5. Quel conseil donneriez-vous à quelqu’un débutant sa carrière d’avocat criminaliste pour réussir?

Je crois que, pour réussir sa carrière d’avocat criminaliste, il faut deux choses : de la passion et de la persévérance.

Il faut en effet être passionné de justice et des valeurs fondamentales de notre système de droit, particulièrement en défense, où il est parfois très difficile d’être celui qui "se tient debout" face à la collectivité, qui elle condamne facilement et réclame souvent une sanction rapidement. Il faut avoir le courage de faire face à tout cela, tout en respectant la loi et les principes de droit.

Quant à la persévérance, elle est nécessaire pour établir sa pratique en cabinet. Il faut en effet survivre à ses premières années, qui financièrement peuvent être difficiles. Mais le jeu en vaut certainement la chandelle : le droit criminel et les libertés publiques, c’est le plus beau droit, à mon avis ! C’est celui qui touche en effet le plus nos concitoyens et qui permet aux avocats de débattre d’enjeux fondamentaux en faisant vraiment évoluer le droit.

En Vrac…

• Dernier bon livre : « C’était au temps des mammouths laineux » de Serge Bouchard

• Film fétiche : « L’aventure c’est l’aventure » de Claude Lelouch

• Chanson fétiche : « Hasn’t hit me yet » de Blue Rodeo.

• Diction préféré : "Do not follow where the path may lead. Go, instead, where there is no path and leave a trail" (Citation de Ralph Waldo Emerson).
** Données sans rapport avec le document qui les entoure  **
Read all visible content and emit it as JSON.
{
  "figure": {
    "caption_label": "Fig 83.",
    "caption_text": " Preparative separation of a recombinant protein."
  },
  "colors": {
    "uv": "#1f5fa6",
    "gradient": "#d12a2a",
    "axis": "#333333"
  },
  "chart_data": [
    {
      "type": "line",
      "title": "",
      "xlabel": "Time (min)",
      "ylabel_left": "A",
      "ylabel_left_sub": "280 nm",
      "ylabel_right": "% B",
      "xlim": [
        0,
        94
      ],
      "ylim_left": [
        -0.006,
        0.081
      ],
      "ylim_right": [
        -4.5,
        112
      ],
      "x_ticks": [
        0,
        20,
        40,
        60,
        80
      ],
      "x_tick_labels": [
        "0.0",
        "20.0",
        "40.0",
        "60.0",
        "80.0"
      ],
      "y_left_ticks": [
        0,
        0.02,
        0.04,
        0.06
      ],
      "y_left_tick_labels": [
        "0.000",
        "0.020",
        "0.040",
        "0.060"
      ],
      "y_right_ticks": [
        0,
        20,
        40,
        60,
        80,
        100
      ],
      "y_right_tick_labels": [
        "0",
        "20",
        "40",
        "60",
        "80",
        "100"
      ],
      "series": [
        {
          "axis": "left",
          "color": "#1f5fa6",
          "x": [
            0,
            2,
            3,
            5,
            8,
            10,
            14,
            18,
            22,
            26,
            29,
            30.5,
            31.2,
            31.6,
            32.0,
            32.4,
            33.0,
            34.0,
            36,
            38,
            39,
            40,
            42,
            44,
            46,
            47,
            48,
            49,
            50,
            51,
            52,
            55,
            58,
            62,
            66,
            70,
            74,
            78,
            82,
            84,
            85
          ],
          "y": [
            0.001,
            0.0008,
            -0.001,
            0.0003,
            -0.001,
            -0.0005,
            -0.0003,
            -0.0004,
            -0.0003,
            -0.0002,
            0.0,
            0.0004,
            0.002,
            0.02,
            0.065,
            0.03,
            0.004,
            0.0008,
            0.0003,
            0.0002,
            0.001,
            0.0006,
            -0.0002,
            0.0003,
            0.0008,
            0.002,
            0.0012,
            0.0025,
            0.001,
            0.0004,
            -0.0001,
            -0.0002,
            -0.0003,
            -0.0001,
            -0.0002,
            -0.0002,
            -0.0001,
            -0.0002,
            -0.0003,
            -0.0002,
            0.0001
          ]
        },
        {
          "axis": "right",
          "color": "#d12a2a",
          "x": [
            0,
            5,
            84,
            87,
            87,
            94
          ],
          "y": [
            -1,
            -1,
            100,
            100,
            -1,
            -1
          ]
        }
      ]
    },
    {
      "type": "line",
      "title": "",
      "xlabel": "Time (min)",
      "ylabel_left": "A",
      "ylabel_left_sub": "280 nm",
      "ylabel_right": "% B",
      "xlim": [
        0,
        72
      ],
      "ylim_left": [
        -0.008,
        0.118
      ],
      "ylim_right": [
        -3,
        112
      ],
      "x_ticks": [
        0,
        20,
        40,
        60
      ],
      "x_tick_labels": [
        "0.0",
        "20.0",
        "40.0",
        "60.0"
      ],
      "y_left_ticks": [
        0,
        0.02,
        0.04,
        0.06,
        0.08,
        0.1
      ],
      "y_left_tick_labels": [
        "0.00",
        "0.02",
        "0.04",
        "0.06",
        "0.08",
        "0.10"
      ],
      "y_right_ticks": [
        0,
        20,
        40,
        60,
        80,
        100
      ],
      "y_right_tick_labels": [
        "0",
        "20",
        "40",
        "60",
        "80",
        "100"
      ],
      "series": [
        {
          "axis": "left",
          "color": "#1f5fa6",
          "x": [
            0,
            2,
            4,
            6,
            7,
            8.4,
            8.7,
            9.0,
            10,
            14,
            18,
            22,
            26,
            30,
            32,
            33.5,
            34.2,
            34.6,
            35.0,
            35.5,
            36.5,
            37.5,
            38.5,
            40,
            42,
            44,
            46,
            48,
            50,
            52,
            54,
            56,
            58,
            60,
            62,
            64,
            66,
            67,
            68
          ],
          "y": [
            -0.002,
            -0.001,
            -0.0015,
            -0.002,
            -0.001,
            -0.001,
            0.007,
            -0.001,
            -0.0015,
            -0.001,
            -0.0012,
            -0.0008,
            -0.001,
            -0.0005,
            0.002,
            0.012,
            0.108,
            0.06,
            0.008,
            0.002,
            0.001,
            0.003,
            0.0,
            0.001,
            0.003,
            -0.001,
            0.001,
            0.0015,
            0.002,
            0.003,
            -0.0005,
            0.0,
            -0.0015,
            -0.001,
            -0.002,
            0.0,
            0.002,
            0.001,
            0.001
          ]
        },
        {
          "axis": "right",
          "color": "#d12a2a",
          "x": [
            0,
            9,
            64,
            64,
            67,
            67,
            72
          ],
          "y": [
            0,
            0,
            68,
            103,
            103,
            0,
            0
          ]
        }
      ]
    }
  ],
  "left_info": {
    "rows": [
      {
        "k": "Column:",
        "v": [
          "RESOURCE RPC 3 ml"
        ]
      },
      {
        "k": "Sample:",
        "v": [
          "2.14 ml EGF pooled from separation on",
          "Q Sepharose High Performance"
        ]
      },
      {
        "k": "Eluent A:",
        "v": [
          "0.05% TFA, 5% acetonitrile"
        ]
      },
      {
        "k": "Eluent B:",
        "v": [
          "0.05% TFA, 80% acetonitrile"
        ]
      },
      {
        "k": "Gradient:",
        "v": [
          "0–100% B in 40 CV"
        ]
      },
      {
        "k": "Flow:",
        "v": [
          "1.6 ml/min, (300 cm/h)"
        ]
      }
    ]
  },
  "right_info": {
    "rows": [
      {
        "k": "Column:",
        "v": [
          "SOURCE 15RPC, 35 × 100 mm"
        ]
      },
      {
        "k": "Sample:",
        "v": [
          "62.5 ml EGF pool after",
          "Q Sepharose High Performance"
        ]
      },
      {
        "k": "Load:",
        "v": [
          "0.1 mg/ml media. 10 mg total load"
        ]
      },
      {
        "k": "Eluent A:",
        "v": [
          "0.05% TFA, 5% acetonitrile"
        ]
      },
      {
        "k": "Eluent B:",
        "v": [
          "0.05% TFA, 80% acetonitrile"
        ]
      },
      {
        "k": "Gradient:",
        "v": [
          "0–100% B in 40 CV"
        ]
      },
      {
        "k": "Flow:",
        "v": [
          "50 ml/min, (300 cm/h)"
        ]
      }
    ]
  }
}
• Son péché mignon : les desserts ! Eh oui, Me Ouimet a la dent sucrée !

• Son resto préféré : Le Café Ferreira (rue Peel, Montréal)

• Un pays qu’il aimerait visiter : l’ Irlande

• Le personnage historique qu’il admire le plus : Martin Luther King, pour ses valeurs et principes, qu’il a défendus au prix de sa vie.

• S’il n’était pas avocat, il serait… pompier !


Bio

Me Gilles Ouimet est membre du Barreau depuis 1987. De 1988 à 1993, il a pratiqué le droit criminel et pénal au sein de la firme Shadley, Melançon & Boro. En 1993, il est devenu substitut du procureur général du Canada et, à compter de 1995, chef d'équipe des procureurs en matière de fraude fiscale au sein du ministère fédéral de la Justice pour le Québec. Associé du cabinet Shadley Battista depuis sa fondation en 1999, il consacre l'essentiel de sa pratique professionnelle aux dossiers de criminalité économique ainsi qu’en matière disciplinaire, tant en poursuite qu’en défense.
Me Ouimet a occupé la fonction de bâtonnier de Montréal pour l’année 2007-2008 et de bâtonnier du Québec pour l'année 2010-2011. Il est coauteur, avec l’honorable Guy Cournoyer, du Code criminel annoté, publié annuellement aux éditions Yvon Blais et il a été chargé de cours en droit criminel à l’Université de Montréal et à l’Université McGill. Il est cité dans le répertoire Best Lawyers in Canada. En 2012, il a reçu la distinction d’avocat émérite du Barreau du Québec. Me Ouimet est le candidat du Parti Libéral du Québec dans la circonscription de Fabre aux élections provinciales 2012.